The women were given food frequency questionnaires at around 13.1 weeks of pregnancy to assess their diet before conception and during the first trimester. From this, researchers were able to determine total dietary fibre intake, and intake of other nutrients including vitamin C, fats and carbohydrates. The level of fats (lipids) in the women’s blood was determined through blood samples collected at 13.1 weeks’ gestation.

The researchers also collected demographic information about the women, including education, ethnicity, number of children, smoking and body mass index (BMI). Intake of fibre was categorised into quartiles (the participants were divided into four groups according to their intake, from low to high, with each group containing 25% of the participants). Risk of pre-eclampsia across these quartiles was then compared.

What were the results of the study?

The researchers found that total fibre intake was associated with risk of pre-eclampsia, with women in the highest quartile of intake (reporting more than 21g of fibre per day) experiencing a 66%-72% reduced risk compared with those in the lowest quartile of intake. This difference remained even after accounting for factors such as energy intake, maternal age, ethnicity, BMI, vitamin C and parity. They also found that women with the highest fibre intake had the lowest levels of blood triglycerides (excess fat) and higher levels of good cholesterol.

What interpretations did the researchers draw from these results?

The researchers conclude that their results, when taken together with previously published studies, suggest important health benefits associated with increased fibre consumption before and during early pregnancy. They say that if their findings are confirmed by other studies, this “may motivate increased efforts aimed at exploring lifestyle approaches, particularly dietary approaches, to lower the risk of pre-eclampsia”.

What does the NHS Knowledge Service make of this study?
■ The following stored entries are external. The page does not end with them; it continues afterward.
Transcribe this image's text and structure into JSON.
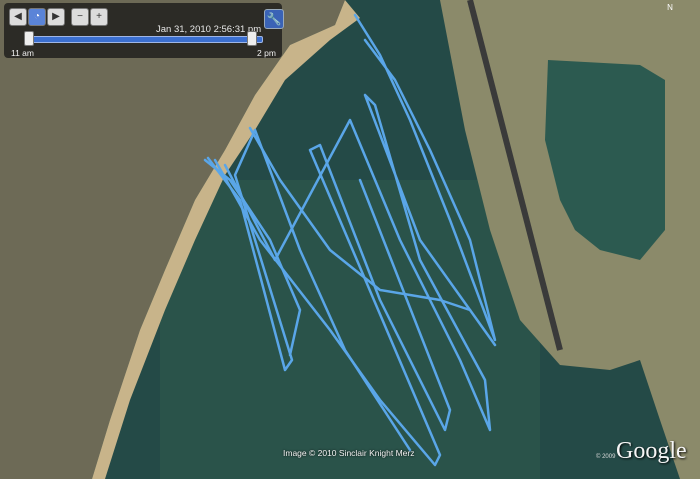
{
  "time_slider": {
    "datetime": "Jan 31, 2010   2:56:31 pm",
    "start_label": "11 am",
    "end_label": "2 pm",
    "position": 0.96
  },
  "map": {
    "credit": "Image © 2010 Sinclair Knight Merz",
    "logo": "Google",
    "year_mark": "© 2009",
    "north_label": "N"
  },
  "track_color": "#5aa6e8",
  "icons": [
    "back-icon",
    "clock-icon",
    "forward-icon",
    "zoom-out-icon",
    "zoom-in-icon",
    "wrench-icon"
  ]
}
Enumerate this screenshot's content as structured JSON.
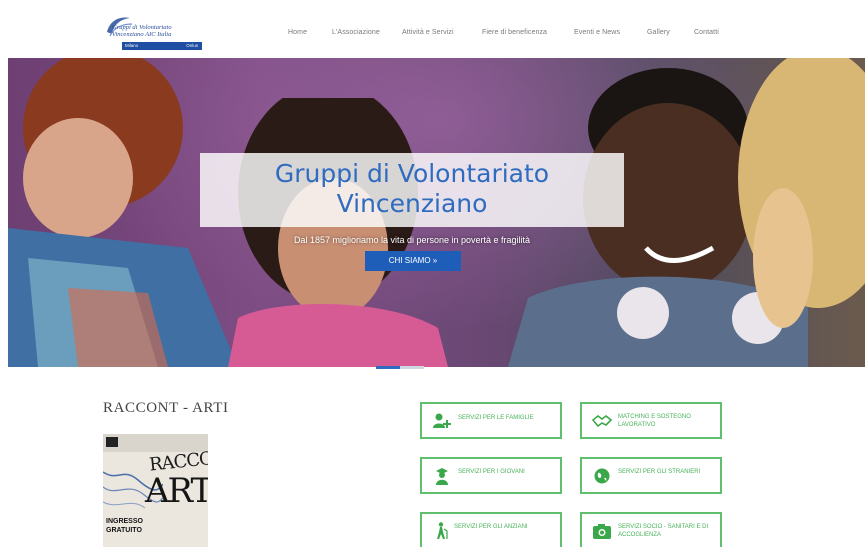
{
  "header": {
    "logo": {
      "line1": "Gruppi di Volontariato",
      "line2": "Vincenziano AIC Italia",
      "bar_left": "Milano",
      "bar_right": "Onlus"
    },
    "nav": [
      {
        "label": "Home"
      },
      {
        "label": "L'Associazione"
      },
      {
        "label": "Attività e Servizi"
      },
      {
        "label": "Fiere di beneficenza"
      },
      {
        "label": "Eventi e News"
      },
      {
        "label": "Gallery"
      },
      {
        "label": "Contatti"
      }
    ]
  },
  "hero": {
    "title_line1": "Gruppi di Volontariato",
    "title_line2": "Vincenziano",
    "subtitle": "Dal 1857 miglioriamo la vita di persone in povertà e fragilità",
    "button_label": "CHI SIAMO »"
  },
  "section": {
    "title": "RACCONT - ARTI",
    "poster": {
      "word1": "RACCONT",
      "word2": "ARTI",
      "ingresso1": "INGRESSO",
      "ingresso2": "GRATUITO"
    }
  },
  "services": [
    {
      "label": "SERVIZI PER LE FAMIGLIE",
      "icon": "family-add-icon"
    },
    {
      "label": "MATCHING E SOSTEGNO LAVORATIVO",
      "icon": "handshake-icon"
    },
    {
      "label": "SERVIZI PER I GIOVANI",
      "icon": "graduate-icon"
    },
    {
      "label": "SERVIZI PER GLI STRANIERI",
      "icon": "globe-icon"
    },
    {
      "label": "SERVIZI PER GLI ANZIANI",
      "icon": "elderly-walking-icon"
    },
    {
      "label": "SERVIZI SOCIO - SANITARI E DI ACCOGLIENZA",
      "icon": "camera-icon"
    }
  ],
  "colors": {
    "primary_blue": "#2f6cc0",
    "button_blue": "#1e5eb8",
    "service_green": "#5fbf6c"
  }
}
The researchers raise important limitations associated with their study:

  • Firstly, they only assessed dietary fibre at one point early in pregnancy (during the first trimester). Women’s consumption of fibre is unlikely to have remained constant throughout their pregnancy. Also, women self-reported their consumption using a food frequency questionnaire, which may have resulted in some errors.
  • The researchers also state some problem in their measurement of blood lipids, in that the samples were “non-fasting” as fasting is contraindicated in pregnancy. However, they say that further analysis suggests that this has little effect on the final outcome. 
  • As with all non-randomised studies, there may factors that have not been accounted for, which are associated with both diet and outcome – i.e. confounders. The researchers acknowledge this, suggesting it is possible that unmeasured factors may be responsible, or partly responsible, for the relationship seen here.
  • Pre-eclampsia is a complex disorder and the causes are not known. There are likely to be a number of factors that interplay with one another to increase the risk in some women. Of importance is the fact that women with high blood pressure and diabetes were excluded from this study, both of whom are known to be at increased risk of pre-eclampsia. Other significant risk factors which do not appear to have been considered or adjusted for in the analysis are a history of pre-eclampsia in previous pregnancies, and family history of pre-eclampsia (though they did adjust for family history of hypertension).
  • The link between the two slices of brown bread and the quantity of fibre needed to be “protective” in the light of these results is unclear. Women in the highest quartile were eating about 10g of fibre more than those in the lowest quartile.

The researchers call for more studies of pregnant women “to demonstrate these potential causal relationships more conclusively”.